Брут уже поплатился за то, что подставил меня. Теперь настала очередь его таинственного заказчика и любого, кто окажется между мной и Флетчером с Финнеганом. Я надеялась, что Донован Кейн и прочие полицейские запаслись кофе с пончиками и приготовились поработать сверхурочно. Потому что этой ночью количество трупов в Эшленде увеличится — и значительно.

* * * * *

Спрятавшись в тени, я смотрела на входную дверь «Хлева». Во мраке неоновым светом светилась эмблема ресторана — хрюшка, и её розовые бока в ночи отливали кроваво-красным. Или же мне так казалось от мыслей, что я найду за кажущимся невинным фасадом.

Я посмотрела на часы. Уже десять. Прошло больше двух часов с неудачного покушения на убийство в опере. Я сидела здесь уже три минуты, ожидая хоть какого-то движения внутри. Ничего. Я снова набрала номер ресторана, но Флетчер по-прежнему не отвечал. Позвонила Финну. Нет ответа.

Наверное, оба уже мертвы.

Наниматель Брута точно захотел бы узнать обо мне: куда бы я пошла, что бы сделала, с кем бы поговорила.
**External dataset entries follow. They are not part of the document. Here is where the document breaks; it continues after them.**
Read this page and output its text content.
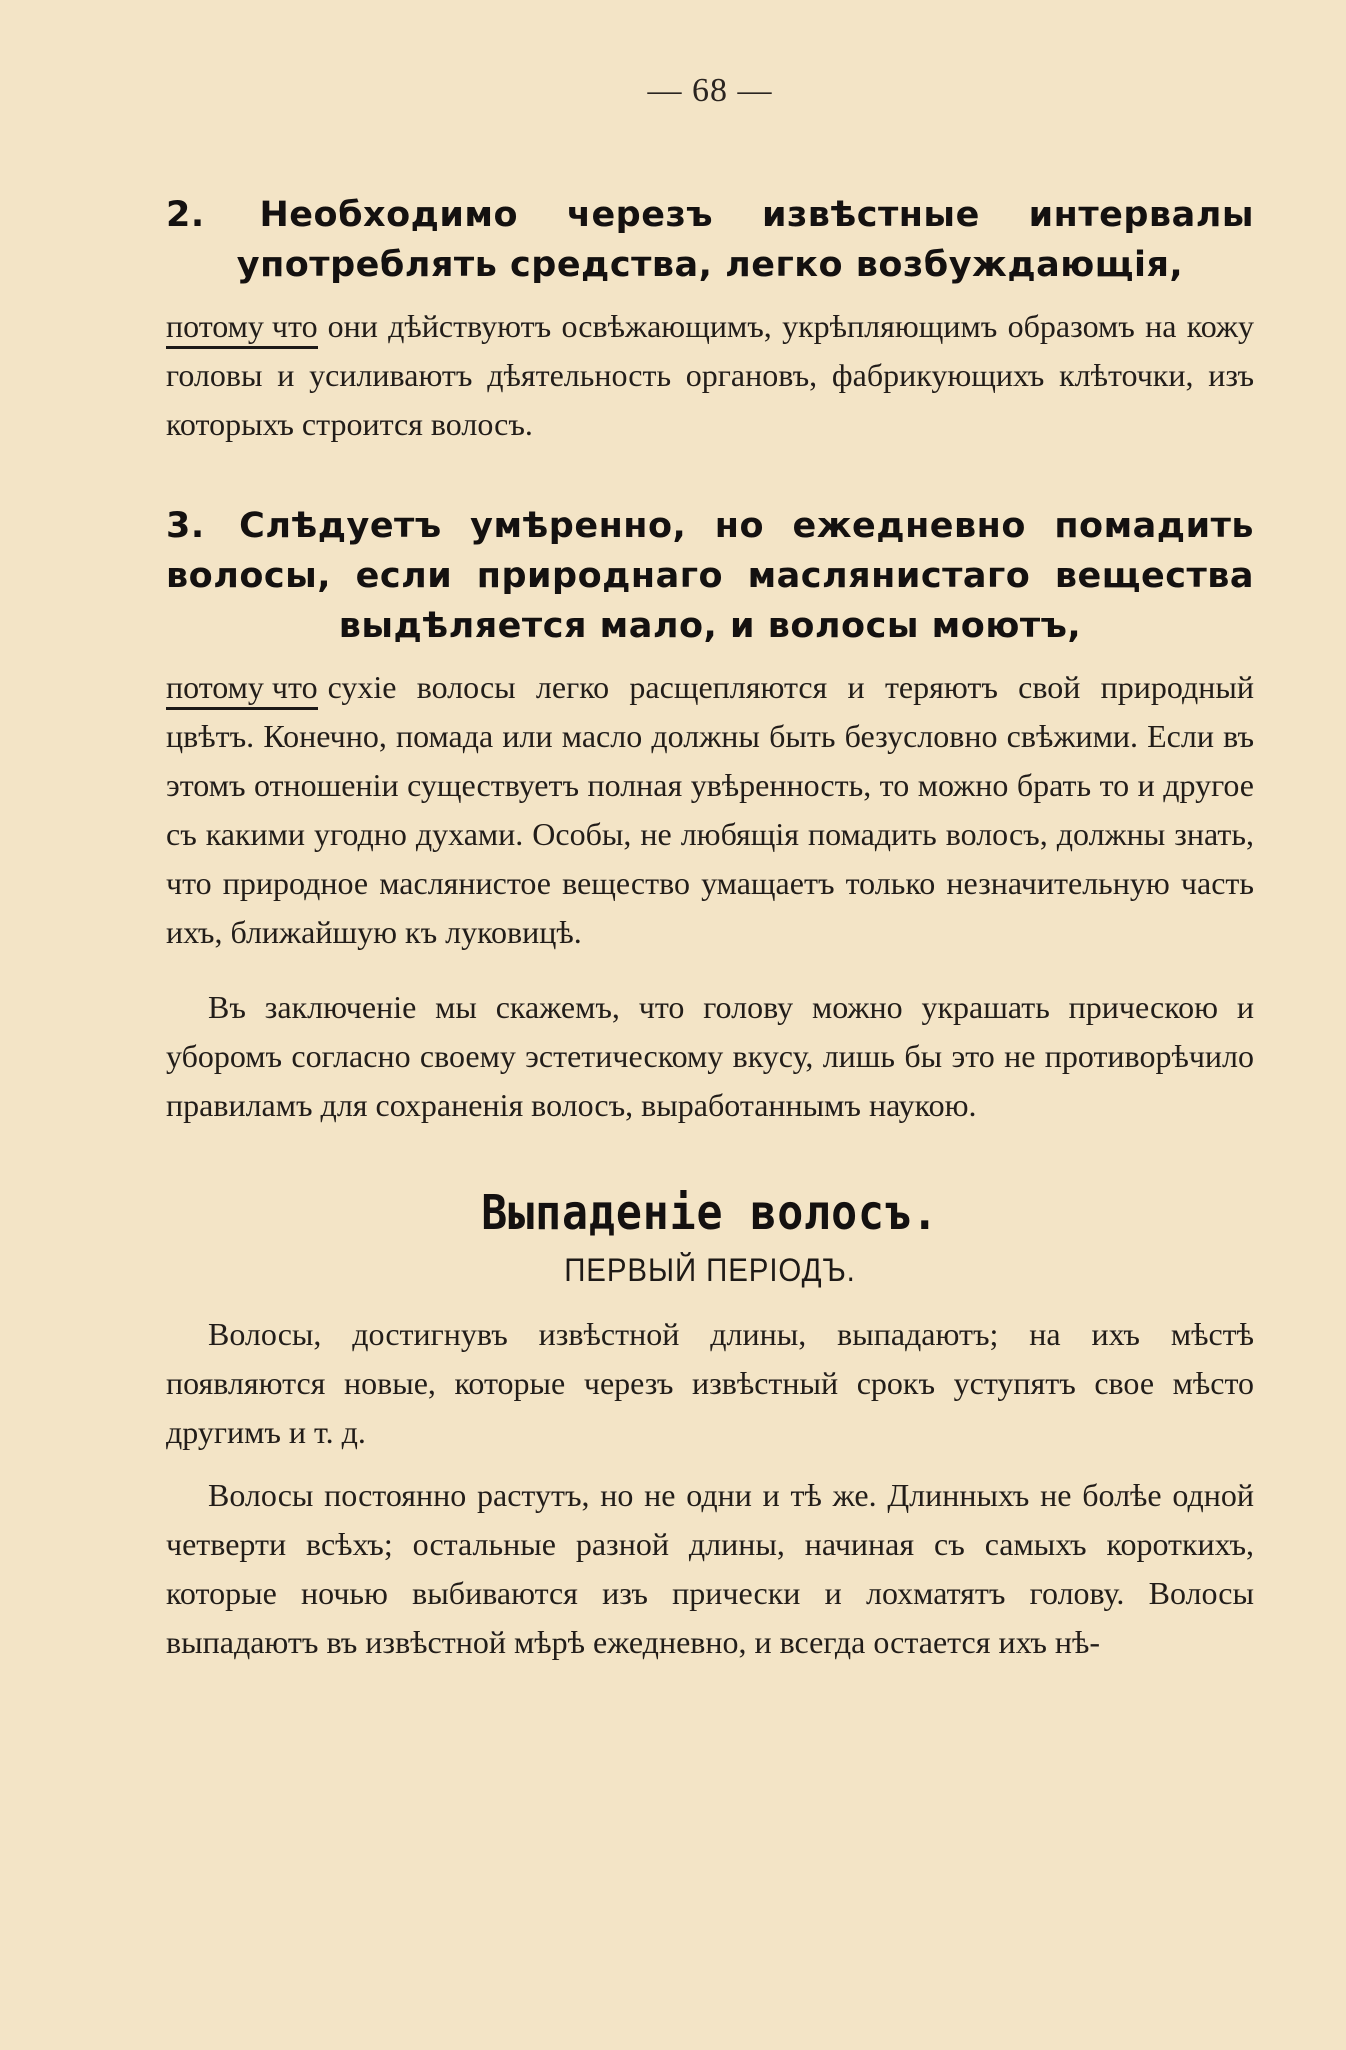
— 68 —
2. Необходимо черезъ извѣстные интервалы употреблять средства, легко возбуждающія,

потому что они дѣйствуютъ освѣжающимъ, укрѣпляющимъ образомъ на кожу головы и усиливаютъ дѣятельность органовъ, фабрикующихъ клѣточки, изъ которыхъ строится волосъ.

3. Слѣдуетъ умѣренно, но ежедневно помадить волосы, если природнаго маслянистаго вещества выдѣляется мало, и волосы моютъ,

потому что сухіе волосы легко расщепляются и теряютъ свой природный цвѣтъ. Конечно, помада или масло должны быть безусловно свѣжими. Если въ этомъ отношеніи существуетъ полная увѣренность, то можно брать то и другое съ какими угодно духами. Особы, не любящія помадить волосъ, должны знать, что природное маслянистое вещество умащаетъ только незначительную часть ихъ, ближайшую къ луковицѣ.

Въ заключеніе мы скажемъ, что голову можно украшать прическою и уборомъ согласно своему эстетическому вкусу, лишь бы это не противорѣчило правиламъ для сохраненія волосъ, выработаннымъ наукою.

Выпаденіе волосъ.
ПЕРВЫЙ ПЕРІОДЪ.

Волосы, достигнувъ извѣстной длины, выпадаютъ; на ихъ мѣстѣ появляются новые, которые черезъ извѣстный срокъ уступятъ свое мѣсто другимъ и т. д.

Волосы постоянно растутъ, но не одни и тѣ же. Длинныхъ не болѣе одной четверти всѣхъ; остальные разной длины, начиная съ самыхъ короткихъ, которые ночью выбиваются изъ прически и лохматятъ голову. Волосы выпадаютъ въ извѣстной мѣрѣ ежедневно, и всегда остается ихъ нѣ-
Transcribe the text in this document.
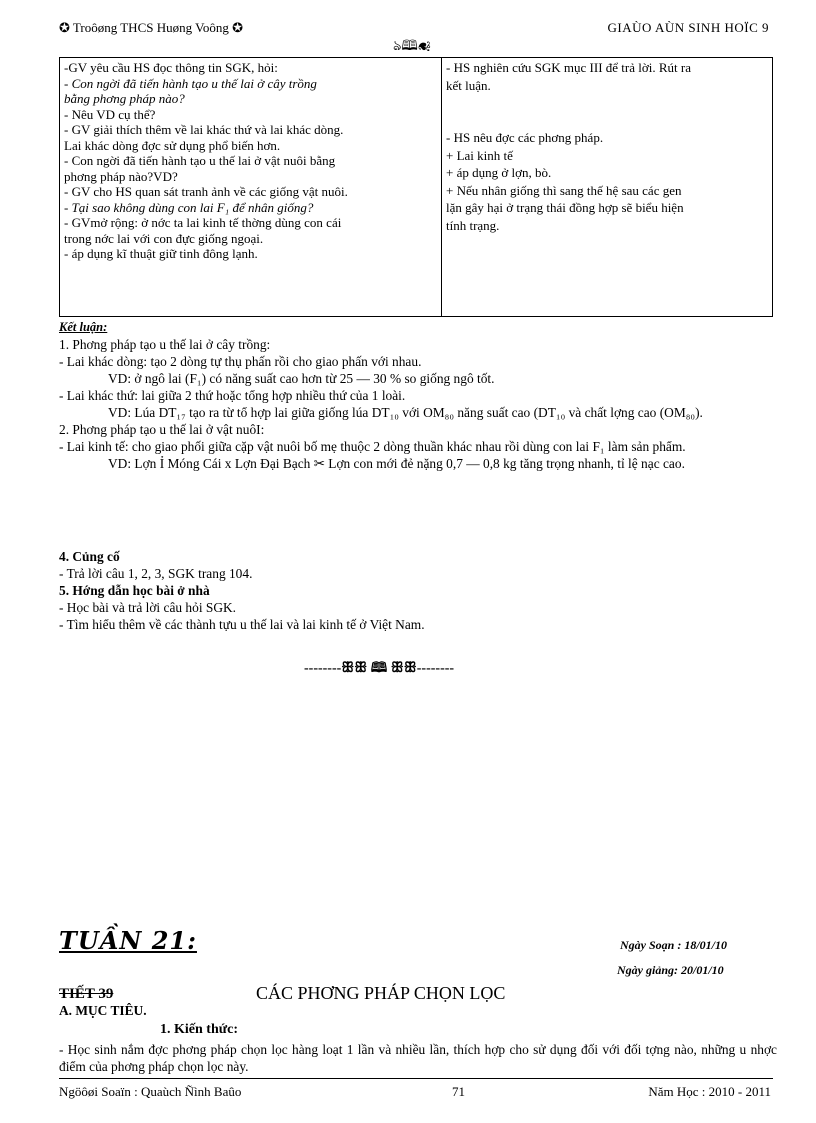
✪ Troôøng THCS Huøng Voông ✪	GIAÙO AÙN SINH HOÏC 9
ঌ🕮☙
-GV yêu cầu HS đọc thông tin SGK, hỏi:
- Con ngời đã tiến hành tạo u thế lai ở cây trồng
bằng phơng pháp nào?
- Nêu VD cụ thể?
- GV giải thích thêm về lai khác thứ và lai khác dòng.
Lai khác dòng đợc sử dụng phổ biến hơn.
- Con ngời đã tiến hành tạo u thế lai ở vật nuôi bằng
phơng pháp nào?VD?
- GV cho HS quan sát tranh ảnh về các giống vật nuôi.
- Tại sao không dùng con lai F₁ để nhân giống?
- GVmở rộng: ở nớc ta lai kinh tế thờng dùng con cái
trong nớc lai với con đực giống ngoại.
- áp dụng kĩ thuật giữ tinh đông lạnh.
- HS nghiên cứu SGK mục III để trả lời. Rút ra
kết luận.
- HS nêu đợc các phơng pháp.
+ Lai kinh tế
+ áp dụng ở lợn, bò.
+ Nếu nhân giống thì sang thế hệ sau các gen
lặn gây hại ở trạng thái đồng hợp sẽ biểu hiện
tính trạng.
Kết luận:
1. Phơng pháp tạo u thế lai ở cây trồng:
- Lai khác dòng: tạo 2 dòng tự thụ phấn rồi cho giao phấn với nhau.
VD: ở ngô lai (F₁) có năng suất cao hơn từ 25 — 30 % so giống ngô tốt.
- Lai khác thứ: lai giữa 2 thứ hoặc tổng hợp nhiều thứ của 1 loài.
VD: Lúa DT₁₇ tạo ra từ tổ hợp lai giữa giống lúa DT₁₀ với OM₈₀ năng suất cao (DT₁₀ và chất lợng cao (OM₈₀).
2. Phơng pháp tạo u thế lai ở vật nuôI:
- Lai kinh tế: cho giao phối giữa cặp vật nuôi bố mẹ thuộc 2 dòng thuần khác nhau rồi dùng con lai F₁ làm sản phẩm.
VD: Lợn Ỉ Móng Cái x Lợn Đại Bạch ✂ Lợn con mới đẻ nặng 0,7 — 0,8 kg tăng trọng nhanh, tỉ lệ nạc cao.
4. Củng cố
- Trả lời câu 1, 2, 3, SGK trang 104.
5. Hớng dẫn học bài ở nhà
- Học bài và trả lời câu hỏi SGK.
- Tìm hiểu thêm về các thành tựu u thế lai và lai kinh tế ở Việt Nam.
--------ꕥꕥ 🕮 ꕥꕥ--------
TUẦN 21:	Ngày Soạn : 18/01/10
Ngày giảng: 20/01/10
TIẾT 39	CÁC PHƠNG PHÁP CHỌN LỌC
A. MỤC TIÊU.
1. Kiến thức:
- Học sinh nắm đợc phơng pháp chọn lọc hàng loạt 1 lần và nhiều lần, thích hợp cho sử dụng đối với đối tợng nào, những u nhợc điểm của phơng pháp chọn lọc này.
Ngöôøi Soaïn : Quaùch Ñình Baûo	71	Năm Học : 2010 - 2011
Флетчер и Финнеган располагали этими сведениями. Два часа в руках врага — это очень долгий срок. Чтобы расколоть большинство людей, достаточно двух минут. Даже без магии.

Было бы мудро уйти отсюда. Раствориться в тенях. Исчезнуть, как учил меня Флетчер. Как мы всегда планировали, если что-то пойдет не так. В моем жилете хватало фальшивых документов и кредиток на первое время, а на многочисленных зарубежных банковских счетах лежало достаточно денег, чтобы прожить в роскоши до конца моих дней. Смыться отсюда было бы легче, чем съесть персиковый пирог.

Но я не могла так поступить. Не могла выкинуть Флетчера и Финна из головы. Не могла предать их. Не могла бросить их и уехать, как они всегда мне твердили. Только не сейчас, когда ещё есть крохотная возможность спасти одного из них, а то и обоих. Я обязана им жизнью. Лейны подобрали меня на улице, когда мне больше некуда было пойти. Я обязана им всем. Они сделали бы для меня то же самое. Отец и сын подоспели бы мне на помощь сразу, как только смогли, несмотря на заверения в обратном. Нет, я никуда от них не уйду. Ни сейчас, ни в любой другой раз.

И я не слабачка. Больше не слабачка.

Я подошла к «Хлеву» с задней стороны, скользнув в огибающий здание переулок. Бросила взгляд на черную трещину в стене, узкое пространство, в которое мог втиснуться разве что ребенок, и жестоко улыбнулась. Раньше, живя на улицах, я пряталась здесь. Сейчас это место было пустым и слишком маленьким для меня. Кроме того, мне не нужно скрываться. Я стала такой, как есть, чтобы больше никогда не убегать и не прятаться.

Но это не означало, что соблюдать осторожность не нужно. Поэтому я скорчилась рядом с металлическим мусорным баком. Высматривая. Подслушивая. Выжидая.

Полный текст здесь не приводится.